Some studies that analyzed specimens of radical prostatectomy (RP) suggest a strong correlation between a positive RT-PCR and capsular invasion, whereas others do not support its usefulness in determining pathological stage.[12,13,14] Katz and colleagues[12,13] applied an enhanced RT-PCR assay using oligonucleotide primers specific for human PSA. This assay is very sensitive, as it can recognize 1 PSA-expressing cell among up to 100,000 lymphocytes. In a study of 148 patients and controls, Katz and colleagues found the assay to be 66% sensitive and 86% specific in differentiating patients with organ-confined cancer from those with extra-capsular extension, positive margins, and distant metastasis.
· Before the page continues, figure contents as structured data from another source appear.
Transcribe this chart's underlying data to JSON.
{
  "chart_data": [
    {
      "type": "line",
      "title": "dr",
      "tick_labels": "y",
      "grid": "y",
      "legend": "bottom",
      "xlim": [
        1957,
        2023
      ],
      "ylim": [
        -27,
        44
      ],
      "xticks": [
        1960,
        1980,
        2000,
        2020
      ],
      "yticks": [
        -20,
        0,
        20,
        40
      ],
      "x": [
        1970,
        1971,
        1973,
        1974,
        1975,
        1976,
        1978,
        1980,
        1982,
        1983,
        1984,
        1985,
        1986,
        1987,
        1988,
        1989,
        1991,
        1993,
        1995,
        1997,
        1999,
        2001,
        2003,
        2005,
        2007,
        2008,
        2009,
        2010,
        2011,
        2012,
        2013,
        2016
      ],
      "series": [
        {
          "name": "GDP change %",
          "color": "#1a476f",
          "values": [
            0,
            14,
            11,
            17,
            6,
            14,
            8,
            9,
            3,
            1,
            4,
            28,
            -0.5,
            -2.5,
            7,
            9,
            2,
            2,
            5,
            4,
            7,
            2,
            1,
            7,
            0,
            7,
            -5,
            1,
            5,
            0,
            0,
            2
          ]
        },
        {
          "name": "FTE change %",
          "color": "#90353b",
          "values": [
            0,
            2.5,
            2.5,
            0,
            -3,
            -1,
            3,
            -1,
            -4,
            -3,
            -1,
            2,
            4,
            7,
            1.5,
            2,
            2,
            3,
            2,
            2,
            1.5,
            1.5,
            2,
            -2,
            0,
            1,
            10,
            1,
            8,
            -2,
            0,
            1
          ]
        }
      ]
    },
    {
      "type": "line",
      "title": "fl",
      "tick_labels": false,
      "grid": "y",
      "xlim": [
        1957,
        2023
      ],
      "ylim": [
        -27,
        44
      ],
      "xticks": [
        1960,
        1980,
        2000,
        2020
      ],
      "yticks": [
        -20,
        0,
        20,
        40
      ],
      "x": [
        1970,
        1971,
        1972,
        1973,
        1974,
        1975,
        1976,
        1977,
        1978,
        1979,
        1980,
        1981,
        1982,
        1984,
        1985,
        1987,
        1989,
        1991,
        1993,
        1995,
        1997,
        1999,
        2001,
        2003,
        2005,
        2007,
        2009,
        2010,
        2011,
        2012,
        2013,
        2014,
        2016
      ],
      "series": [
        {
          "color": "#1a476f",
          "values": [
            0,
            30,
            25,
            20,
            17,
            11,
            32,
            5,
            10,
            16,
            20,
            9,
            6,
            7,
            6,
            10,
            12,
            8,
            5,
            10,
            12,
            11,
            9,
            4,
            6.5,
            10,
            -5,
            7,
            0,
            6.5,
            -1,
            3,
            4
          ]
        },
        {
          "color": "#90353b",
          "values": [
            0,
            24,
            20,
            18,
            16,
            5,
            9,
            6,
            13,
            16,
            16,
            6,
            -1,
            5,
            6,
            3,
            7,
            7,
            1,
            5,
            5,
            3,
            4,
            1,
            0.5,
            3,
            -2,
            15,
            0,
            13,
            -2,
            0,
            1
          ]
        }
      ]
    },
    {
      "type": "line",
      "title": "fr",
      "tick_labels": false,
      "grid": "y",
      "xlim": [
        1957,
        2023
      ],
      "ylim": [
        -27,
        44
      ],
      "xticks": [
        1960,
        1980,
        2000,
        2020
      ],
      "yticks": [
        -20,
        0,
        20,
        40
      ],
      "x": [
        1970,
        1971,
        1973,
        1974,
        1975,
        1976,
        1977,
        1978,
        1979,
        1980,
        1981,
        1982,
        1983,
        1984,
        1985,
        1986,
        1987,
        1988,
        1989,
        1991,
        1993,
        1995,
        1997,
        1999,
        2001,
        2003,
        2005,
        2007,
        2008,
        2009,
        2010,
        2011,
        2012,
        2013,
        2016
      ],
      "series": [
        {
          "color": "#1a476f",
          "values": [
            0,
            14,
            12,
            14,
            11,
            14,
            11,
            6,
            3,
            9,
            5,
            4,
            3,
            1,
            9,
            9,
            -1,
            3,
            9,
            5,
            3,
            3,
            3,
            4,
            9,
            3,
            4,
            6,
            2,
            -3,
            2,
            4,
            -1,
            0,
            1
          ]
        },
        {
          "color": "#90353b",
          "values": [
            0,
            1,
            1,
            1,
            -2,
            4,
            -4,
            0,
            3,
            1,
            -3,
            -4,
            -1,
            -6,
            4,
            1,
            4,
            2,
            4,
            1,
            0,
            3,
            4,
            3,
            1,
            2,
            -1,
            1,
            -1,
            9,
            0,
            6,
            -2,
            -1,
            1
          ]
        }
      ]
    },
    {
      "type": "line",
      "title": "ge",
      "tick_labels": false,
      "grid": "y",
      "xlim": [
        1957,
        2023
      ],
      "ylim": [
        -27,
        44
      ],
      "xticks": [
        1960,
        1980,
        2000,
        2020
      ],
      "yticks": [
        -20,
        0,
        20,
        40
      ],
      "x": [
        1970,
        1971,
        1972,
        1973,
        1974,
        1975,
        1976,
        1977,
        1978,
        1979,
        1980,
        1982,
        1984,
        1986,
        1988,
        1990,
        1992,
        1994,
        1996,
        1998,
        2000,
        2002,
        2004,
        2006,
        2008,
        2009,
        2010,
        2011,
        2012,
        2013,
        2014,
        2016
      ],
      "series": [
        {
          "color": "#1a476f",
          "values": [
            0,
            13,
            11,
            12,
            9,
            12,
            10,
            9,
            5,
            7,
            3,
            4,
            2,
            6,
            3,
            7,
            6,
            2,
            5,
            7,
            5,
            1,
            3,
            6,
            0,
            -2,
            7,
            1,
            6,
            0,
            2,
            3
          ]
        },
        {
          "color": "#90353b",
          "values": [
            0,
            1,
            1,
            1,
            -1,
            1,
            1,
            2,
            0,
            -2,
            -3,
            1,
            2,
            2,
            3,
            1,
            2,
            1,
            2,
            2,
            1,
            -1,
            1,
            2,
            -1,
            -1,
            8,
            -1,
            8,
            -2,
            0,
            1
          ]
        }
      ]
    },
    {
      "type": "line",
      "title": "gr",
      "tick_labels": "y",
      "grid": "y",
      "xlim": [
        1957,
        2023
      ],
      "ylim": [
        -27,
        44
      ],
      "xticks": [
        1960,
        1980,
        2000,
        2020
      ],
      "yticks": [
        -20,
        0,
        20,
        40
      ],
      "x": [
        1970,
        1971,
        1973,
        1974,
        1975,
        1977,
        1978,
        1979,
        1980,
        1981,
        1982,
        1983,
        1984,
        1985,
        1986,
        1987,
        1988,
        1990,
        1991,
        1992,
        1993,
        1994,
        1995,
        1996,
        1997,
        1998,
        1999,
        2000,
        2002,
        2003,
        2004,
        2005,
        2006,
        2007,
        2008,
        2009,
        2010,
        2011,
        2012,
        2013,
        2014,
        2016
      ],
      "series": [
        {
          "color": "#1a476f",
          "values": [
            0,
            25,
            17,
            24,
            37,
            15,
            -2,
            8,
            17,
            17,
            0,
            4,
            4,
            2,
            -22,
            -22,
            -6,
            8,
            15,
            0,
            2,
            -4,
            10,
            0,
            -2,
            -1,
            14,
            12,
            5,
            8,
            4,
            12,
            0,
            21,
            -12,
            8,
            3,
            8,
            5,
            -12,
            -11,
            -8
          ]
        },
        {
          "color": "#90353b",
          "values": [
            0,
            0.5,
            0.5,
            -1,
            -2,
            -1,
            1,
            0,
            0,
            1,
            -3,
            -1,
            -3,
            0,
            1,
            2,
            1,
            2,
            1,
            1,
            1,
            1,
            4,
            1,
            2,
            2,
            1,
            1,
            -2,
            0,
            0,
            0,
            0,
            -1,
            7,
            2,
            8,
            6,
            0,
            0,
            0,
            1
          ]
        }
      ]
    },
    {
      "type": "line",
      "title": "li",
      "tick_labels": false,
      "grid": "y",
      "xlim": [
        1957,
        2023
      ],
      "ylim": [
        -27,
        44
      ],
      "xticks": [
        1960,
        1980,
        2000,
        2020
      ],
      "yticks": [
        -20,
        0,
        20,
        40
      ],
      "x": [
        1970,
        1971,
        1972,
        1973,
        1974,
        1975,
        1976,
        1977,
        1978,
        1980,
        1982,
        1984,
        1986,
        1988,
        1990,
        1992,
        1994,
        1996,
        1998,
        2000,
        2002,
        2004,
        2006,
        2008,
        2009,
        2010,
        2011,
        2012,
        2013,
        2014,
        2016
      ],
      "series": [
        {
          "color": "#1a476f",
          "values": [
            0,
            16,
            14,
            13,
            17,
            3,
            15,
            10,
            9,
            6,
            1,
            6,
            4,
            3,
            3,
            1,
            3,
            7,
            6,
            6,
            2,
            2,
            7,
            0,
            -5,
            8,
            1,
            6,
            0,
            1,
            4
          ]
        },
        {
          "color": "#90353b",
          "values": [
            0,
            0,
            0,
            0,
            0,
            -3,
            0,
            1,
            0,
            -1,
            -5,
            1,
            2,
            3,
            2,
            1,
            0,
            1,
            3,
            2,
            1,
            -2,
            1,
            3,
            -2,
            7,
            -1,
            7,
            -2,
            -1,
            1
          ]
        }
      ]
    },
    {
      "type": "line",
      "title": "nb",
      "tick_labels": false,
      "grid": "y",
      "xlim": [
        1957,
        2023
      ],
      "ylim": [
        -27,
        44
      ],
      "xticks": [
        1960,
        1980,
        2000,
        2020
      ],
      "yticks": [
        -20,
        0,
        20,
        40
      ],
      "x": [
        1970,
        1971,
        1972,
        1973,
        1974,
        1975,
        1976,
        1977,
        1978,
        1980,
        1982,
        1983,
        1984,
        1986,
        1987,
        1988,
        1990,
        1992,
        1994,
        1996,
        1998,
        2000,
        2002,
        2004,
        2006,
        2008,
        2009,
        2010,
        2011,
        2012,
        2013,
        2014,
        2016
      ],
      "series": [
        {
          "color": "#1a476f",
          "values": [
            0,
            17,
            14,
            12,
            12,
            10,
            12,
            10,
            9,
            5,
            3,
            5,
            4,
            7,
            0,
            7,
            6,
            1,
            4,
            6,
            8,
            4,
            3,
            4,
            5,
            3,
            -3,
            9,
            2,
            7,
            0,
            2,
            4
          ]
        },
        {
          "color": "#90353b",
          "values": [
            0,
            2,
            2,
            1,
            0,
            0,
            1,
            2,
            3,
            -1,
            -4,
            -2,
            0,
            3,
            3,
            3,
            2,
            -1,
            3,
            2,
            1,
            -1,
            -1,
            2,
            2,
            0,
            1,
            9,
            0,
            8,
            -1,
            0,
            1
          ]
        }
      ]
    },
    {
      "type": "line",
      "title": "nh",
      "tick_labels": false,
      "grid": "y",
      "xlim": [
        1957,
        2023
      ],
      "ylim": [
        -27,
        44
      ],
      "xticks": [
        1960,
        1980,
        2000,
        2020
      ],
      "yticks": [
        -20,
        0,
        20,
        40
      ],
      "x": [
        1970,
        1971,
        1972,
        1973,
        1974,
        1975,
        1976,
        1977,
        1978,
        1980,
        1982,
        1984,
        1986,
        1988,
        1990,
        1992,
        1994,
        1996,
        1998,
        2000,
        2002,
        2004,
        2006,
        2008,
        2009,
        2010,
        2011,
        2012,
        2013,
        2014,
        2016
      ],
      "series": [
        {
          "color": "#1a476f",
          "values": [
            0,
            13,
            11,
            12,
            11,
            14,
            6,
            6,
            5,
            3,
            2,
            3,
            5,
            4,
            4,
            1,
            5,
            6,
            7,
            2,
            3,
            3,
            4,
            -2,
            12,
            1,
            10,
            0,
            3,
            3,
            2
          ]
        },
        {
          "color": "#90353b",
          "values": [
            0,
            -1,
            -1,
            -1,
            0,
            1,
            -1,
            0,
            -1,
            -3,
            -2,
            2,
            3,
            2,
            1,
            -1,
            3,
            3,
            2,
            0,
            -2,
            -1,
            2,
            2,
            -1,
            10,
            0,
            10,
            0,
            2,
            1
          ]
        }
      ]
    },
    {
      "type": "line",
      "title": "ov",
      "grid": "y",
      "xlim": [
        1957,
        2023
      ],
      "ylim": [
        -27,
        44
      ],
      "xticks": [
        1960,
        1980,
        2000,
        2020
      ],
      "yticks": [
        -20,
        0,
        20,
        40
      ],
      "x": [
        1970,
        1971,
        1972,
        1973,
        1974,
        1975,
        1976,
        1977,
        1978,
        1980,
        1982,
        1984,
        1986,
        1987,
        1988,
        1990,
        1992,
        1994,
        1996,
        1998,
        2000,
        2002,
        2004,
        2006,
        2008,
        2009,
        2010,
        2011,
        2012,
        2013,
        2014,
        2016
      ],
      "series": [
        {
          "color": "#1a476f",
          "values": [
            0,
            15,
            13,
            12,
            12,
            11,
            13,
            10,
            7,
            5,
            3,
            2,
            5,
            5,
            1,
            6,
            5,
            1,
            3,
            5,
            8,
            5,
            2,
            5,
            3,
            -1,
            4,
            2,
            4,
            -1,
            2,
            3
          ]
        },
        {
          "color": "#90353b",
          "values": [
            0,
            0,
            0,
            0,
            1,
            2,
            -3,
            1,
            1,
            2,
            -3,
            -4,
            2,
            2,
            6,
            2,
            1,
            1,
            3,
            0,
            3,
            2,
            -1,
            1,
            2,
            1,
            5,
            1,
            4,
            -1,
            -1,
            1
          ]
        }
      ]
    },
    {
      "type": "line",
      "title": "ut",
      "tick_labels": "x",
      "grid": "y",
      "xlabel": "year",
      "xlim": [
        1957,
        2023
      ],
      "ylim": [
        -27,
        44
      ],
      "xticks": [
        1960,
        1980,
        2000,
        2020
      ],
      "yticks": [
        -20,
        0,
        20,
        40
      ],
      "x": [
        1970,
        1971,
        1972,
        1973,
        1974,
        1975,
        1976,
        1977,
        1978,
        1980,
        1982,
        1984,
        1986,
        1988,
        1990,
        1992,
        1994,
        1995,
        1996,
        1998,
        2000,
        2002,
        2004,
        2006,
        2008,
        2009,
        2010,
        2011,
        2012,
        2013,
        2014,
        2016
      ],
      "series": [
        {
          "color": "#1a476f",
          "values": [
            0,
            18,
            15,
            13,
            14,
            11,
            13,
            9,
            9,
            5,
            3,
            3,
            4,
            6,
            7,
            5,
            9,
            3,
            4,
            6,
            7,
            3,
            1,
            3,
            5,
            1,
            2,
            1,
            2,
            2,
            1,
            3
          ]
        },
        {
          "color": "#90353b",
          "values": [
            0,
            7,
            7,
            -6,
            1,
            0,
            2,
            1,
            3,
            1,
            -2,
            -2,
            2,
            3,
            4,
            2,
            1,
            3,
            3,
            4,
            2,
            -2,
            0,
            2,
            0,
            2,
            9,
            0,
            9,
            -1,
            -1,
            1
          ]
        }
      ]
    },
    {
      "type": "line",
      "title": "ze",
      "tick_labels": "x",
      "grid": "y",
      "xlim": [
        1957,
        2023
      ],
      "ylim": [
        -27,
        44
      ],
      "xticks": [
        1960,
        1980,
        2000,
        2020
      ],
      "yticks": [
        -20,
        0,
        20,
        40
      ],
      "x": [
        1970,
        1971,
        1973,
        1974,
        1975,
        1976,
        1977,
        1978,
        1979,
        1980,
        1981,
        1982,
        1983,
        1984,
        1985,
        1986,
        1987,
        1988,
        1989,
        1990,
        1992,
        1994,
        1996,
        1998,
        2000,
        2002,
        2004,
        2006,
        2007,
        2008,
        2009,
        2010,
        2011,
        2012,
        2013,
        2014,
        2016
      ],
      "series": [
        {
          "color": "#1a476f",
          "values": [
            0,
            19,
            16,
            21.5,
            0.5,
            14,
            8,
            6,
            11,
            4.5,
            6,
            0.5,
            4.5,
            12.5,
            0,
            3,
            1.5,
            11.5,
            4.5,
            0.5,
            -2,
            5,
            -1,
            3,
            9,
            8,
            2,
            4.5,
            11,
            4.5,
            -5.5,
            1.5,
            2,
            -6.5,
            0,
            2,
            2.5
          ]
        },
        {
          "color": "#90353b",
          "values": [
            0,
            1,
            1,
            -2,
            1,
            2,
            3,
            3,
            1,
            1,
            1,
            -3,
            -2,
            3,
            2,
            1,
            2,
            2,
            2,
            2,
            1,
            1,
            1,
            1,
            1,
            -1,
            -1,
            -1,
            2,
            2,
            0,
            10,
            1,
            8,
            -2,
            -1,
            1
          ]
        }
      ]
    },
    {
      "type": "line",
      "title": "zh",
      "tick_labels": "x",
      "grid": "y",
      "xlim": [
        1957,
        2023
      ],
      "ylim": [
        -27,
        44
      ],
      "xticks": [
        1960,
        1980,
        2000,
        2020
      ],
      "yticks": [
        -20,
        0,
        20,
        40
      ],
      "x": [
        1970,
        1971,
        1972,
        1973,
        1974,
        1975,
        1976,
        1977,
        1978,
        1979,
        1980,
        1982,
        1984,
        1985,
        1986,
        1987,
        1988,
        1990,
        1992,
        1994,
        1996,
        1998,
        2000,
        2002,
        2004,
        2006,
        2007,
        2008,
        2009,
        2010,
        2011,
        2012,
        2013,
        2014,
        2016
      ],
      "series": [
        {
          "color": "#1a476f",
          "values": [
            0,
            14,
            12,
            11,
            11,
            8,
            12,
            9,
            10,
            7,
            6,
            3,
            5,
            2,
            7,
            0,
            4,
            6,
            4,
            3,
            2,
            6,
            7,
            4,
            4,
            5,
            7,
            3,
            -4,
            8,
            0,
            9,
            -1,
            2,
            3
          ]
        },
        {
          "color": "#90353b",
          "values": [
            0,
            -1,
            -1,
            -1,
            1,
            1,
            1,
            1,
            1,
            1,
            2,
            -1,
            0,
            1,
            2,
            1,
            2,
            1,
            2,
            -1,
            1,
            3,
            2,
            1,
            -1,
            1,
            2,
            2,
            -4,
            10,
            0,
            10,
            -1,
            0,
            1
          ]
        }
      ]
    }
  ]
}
However, in spite of the initial enthusiasm for RT-PCR-based staging, recent studies have not found it very useful in routine evaluation because the presence of circulating malignant cells does not always correlate with the development of metastasis.[15] A recent study using the RT-PCR assay in 156 patients concluded that there was no correlation between a positive RT-PCR and clinical stage, pretreatment PSA, biopsy Gleason score, or surgical Gleason score. In multivariate logistic regression analysis, no factor, including treatment with RP, could significantly predict a positive RT-PCR. The authors concluded that a positive RT-PCR result occurs in about 25% of early stage prostate carcinomas and is independent of other established prognostic factors. They also noted that a positive RT-PCR assay is a strong predictor of pathologic upstaging in patients with clinically organ-confined disease.[16]

The current diagnostic and prognostic role of PSA detection by RT-PCR is, therefore, still investigational. The practical utility of this modality is being evaluated by many academic centers and the results of these studies will establish whether it indeed has a significant role in the routine management of patients with prostate cancer.